Я знал Якова Борисовича как загадочного человека. Однажды, в середине классической итальянской партии атакованный белыми фигурами, дядя Яша замер и помрачнел. Я думал, он не знает, как ходить, и хотел подсказать ему стандартное Cc1 – d2, но он потер ладонью широкий мясистый нос и неожиданно произнес:
– Твоя мама очень сильный человек. Сильные люди не оставляют слабым выбора.
Я представил, как моя мама стоит на помосте Олимпиады и крепкими, жилистыми, мощными руками с редкими рыжими волосиками, почему-то в кухонном фартуке, поднимает резким рывком двухсоткилограммовую штангу с железными блинами, оглашая животным рыком зал, полный кричащих и свистящих поклонников. Мама зафиксировала снаряд над головой, а потом с размаху бросила его на пол. Штанга попрыгала, как резиновый мячик. Мамочка горделиво подняла вверх натруженные руки с красными ладонями в остатках белого талька и победно вскрикнула «о-хо-хо», а потом вытерла зеленым в желтый горошек фартуком радостное, потное, пылающее лицо. Беспокойные воробушки, проникшие в зал сквозь неплотно прикрученную вентиляционную решетку, вспорхнули всей стаей и закружили над бушующими зрителями, еще недавно притихшими в ожидании развития событий.
А потом я представил себя, стоящего рядом с мамой, слабого-слабого, утомленного, бледного, дрожащего, не способного вздернуть полосатый рюкзак со школьными учебниками (русский язык, литература, математика, природоведение), страстно желающего пломбира. Но мороженого не было, и сливочного не было, и шоколадного тоже не было. На витрине лежало сиреневое фруктовое в картонном стаканчике с запахом клея, с белесой, выточенной машиной деревянной палочкой. Никакого выбора.
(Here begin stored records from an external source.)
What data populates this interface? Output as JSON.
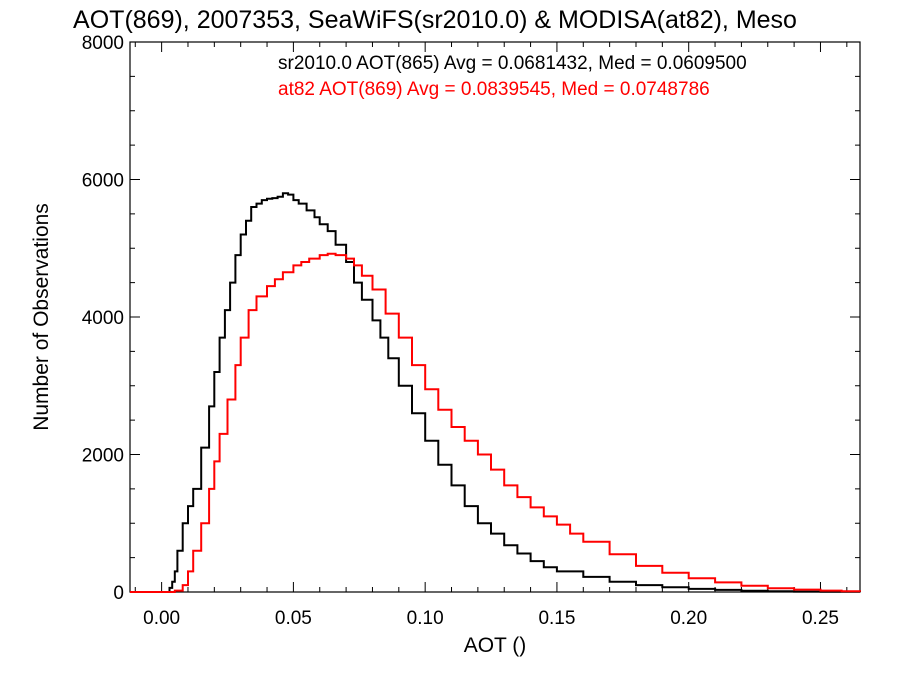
{
  "chart_data": {
    "type": "line",
    "title": "AOT(869), 2007353, SeaWiFS(sr2010.0) & MODISA(at82), Meso",
    "xlabel": "AOT ()",
    "ylabel": "Number of Observations",
    "xlim": [
      -0.012,
      0.265
    ],
    "ylim": [
      0,
      8000
    ],
    "xticks": [
      0.0,
      0.05,
      0.1,
      0.15,
      0.2,
      0.25
    ],
    "xtick_labels": [
      "0.00",
      "0.05",
      "0.10",
      "0.15",
      "0.20",
      "0.25"
    ],
    "yticks": [
      0,
      2000,
      4000,
      6000,
      8000
    ],
    "ytick_labels": [
      "0",
      "2000",
      "4000",
      "6000",
      "8000"
    ],
    "grid": false,
    "series": [
      {
        "name": "sr2010.0",
        "color": "#000000",
        "step": true,
        "x": [
          -0.012,
          0.0,
          0.003,
          0.004,
          0.005,
          0.006,
          0.008,
          0.01,
          0.012,
          0.015,
          0.018,
          0.02,
          0.022,
          0.024,
          0.026,
          0.028,
          0.03,
          0.032,
          0.034,
          0.036,
          0.038,
          0.04,
          0.042,
          0.044,
          0.046,
          0.048,
          0.05,
          0.052,
          0.055,
          0.058,
          0.06,
          0.063,
          0.066,
          0.07,
          0.073,
          0.076,
          0.08,
          0.083,
          0.086,
          0.09,
          0.095,
          0.1,
          0.105,
          0.11,
          0.115,
          0.12,
          0.125,
          0.13,
          0.135,
          0.14,
          0.145,
          0.15,
          0.16,
          0.17,
          0.18,
          0.19,
          0.2,
          0.21,
          0.22,
          0.23,
          0.24,
          0.25,
          0.265
        ],
        "y": [
          0,
          0,
          60,
          150,
          300,
          600,
          1000,
          1250,
          1500,
          2100,
          2700,
          3200,
          3700,
          4100,
          4500,
          4900,
          5200,
          5400,
          5600,
          5650,
          5700,
          5720,
          5730,
          5750,
          5800,
          5780,
          5700,
          5650,
          5550,
          5450,
          5350,
          5250,
          5050,
          4800,
          4500,
          4250,
          3950,
          3700,
          3400,
          3000,
          2600,
          2200,
          1850,
          1550,
          1250,
          1000,
          850,
          680,
          560,
          450,
          360,
          300,
          220,
          150,
          100,
          70,
          45,
          30,
          18,
          10,
          6,
          3,
          0
        ]
      },
      {
        "name": "at82",
        "color": "#ff0000",
        "step": true,
        "x": [
          -0.012,
          0.0,
          0.005,
          0.008,
          0.01,
          0.012,
          0.015,
          0.018,
          0.02,
          0.022,
          0.025,
          0.028,
          0.03,
          0.033,
          0.036,
          0.04,
          0.043,
          0.046,
          0.05,
          0.053,
          0.056,
          0.06,
          0.063,
          0.066,
          0.07,
          0.073,
          0.076,
          0.08,
          0.085,
          0.09,
          0.095,
          0.1,
          0.105,
          0.11,
          0.115,
          0.12,
          0.125,
          0.13,
          0.135,
          0.14,
          0.145,
          0.15,
          0.155,
          0.16,
          0.17,
          0.18,
          0.19,
          0.2,
          0.21,
          0.22,
          0.23,
          0.24,
          0.25,
          0.258,
          0.265
        ],
        "y": [
          0,
          0,
          20,
          100,
          300,
          600,
          1000,
          1500,
          1900,
          2300,
          2800,
          3300,
          3700,
          4100,
          4300,
          4450,
          4550,
          4650,
          4750,
          4800,
          4850,
          4900,
          4920,
          4900,
          4850,
          4750,
          4600,
          4400,
          4050,
          3700,
          3300,
          2950,
          2650,
          2400,
          2200,
          2000,
          1780,
          1550,
          1380,
          1230,
          1100,
          980,
          850,
          730,
          550,
          380,
          280,
          200,
          140,
          90,
          55,
          35,
          20,
          10,
          5
        ]
      }
    ],
    "annotations": [
      {
        "text": "sr2010.0 AOT(865) Avg = 0.0681432, Med = 0.0609500",
        "color": "#000000"
      },
      {
        "text": "at82 AOT(869) Avg = 0.0839545, Med = 0.0748786",
        "color": "#ff0000"
      }
    ]
  }
}
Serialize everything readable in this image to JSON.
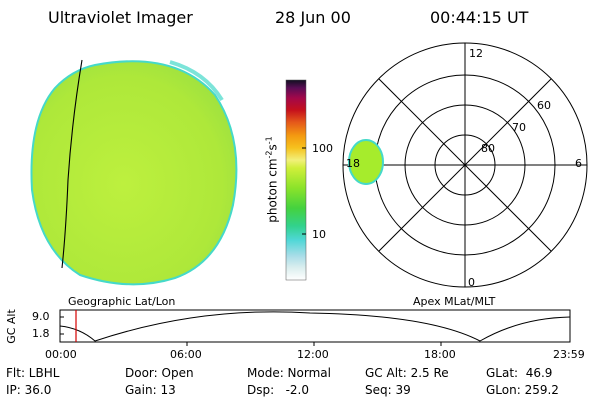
{
  "header": {
    "instrument": "Ultraviolet Imager",
    "date": "28 Jun 00",
    "time": "00:44:15 UT"
  },
  "colorbar": {
    "axis_label": "photon cm",
    "axis_label_exp1": "-2",
    "axis_label_mid": "s",
    "axis_label_exp2": "-1",
    "ticks": [
      "100",
      "10"
    ]
  },
  "polar": {
    "mlt_labels": [
      "12",
      "6",
      "18",
      "0"
    ],
    "lat_labels": [
      "60",
      "70",
      "80"
    ]
  },
  "map_labels": {
    "left": "Geographic Lat/Lon",
    "right": "Apex MLat/MLT"
  },
  "altitude_plot": {
    "ylabel": "GC Alt",
    "ytick_top": "9.0",
    "ytick_bottom": "1.8",
    "xticks": [
      "00:00",
      "06:00",
      "12:00",
      "18:00",
      "23:59"
    ]
  },
  "info": {
    "filter": "Flt: LBHL",
    "ip": "IP: 36.0",
    "door": "Door: Open",
    "gain": "Gain: 13",
    "mode": "Mode: Normal",
    "dsp": "Dsp:   -2.0",
    "gc_alt": "GC Alt: 2.5 Re",
    "seq": "Seq: 39",
    "glat": "GLat:  46.9",
    "glon": "GLon: 259.2"
  },
  "colors": {
    "disk_fill": "#b8ee3c",
    "disk_edge": "#45d9c9",
    "oval_fill": "#a6ec2c",
    "marker_red": "#d40000"
  }
}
Я хотел переспросить Мастера, зачем маме штанга и почему в продаже нет пломбира, но Яков Борисович сделал ход Cc5 – b6, и я, увлекшись партией, уже через минуту забыл о маме и мороженом.
Я не сразу понял, что Яков Борисович ушел, ведь его вещи еще долго оставались в нашей квартире. Зеленый брезентовый гэдээровский плащ с черной теплой подстежкой, сиплый радиоприемник ВЭФ, настроенный на Севу Новгородцева и «Голос Америки», рваные, измочаленные, пожеванные шорты из давно заношенных и измученных белых польских джинсов, зубная щетка с футляром прямо на ручке, стопка шахматных журналов «64», фетровая шляпа с голубой ленточкой и старый военный бинокль. Только когда мама собрала все причиндалы дяди Яши в картонную коробку и выставила на лестничную площадку (даже радиоприемник), я, огорошенный и расстроенный, произнес:
– Где папа?
– Кто? – переспросила мама и поглубже натянула на острый подбородок синюю советскую олимпийку с золотой молнией, теплую и надежную, но отвратительно раздувшуюся на локтях.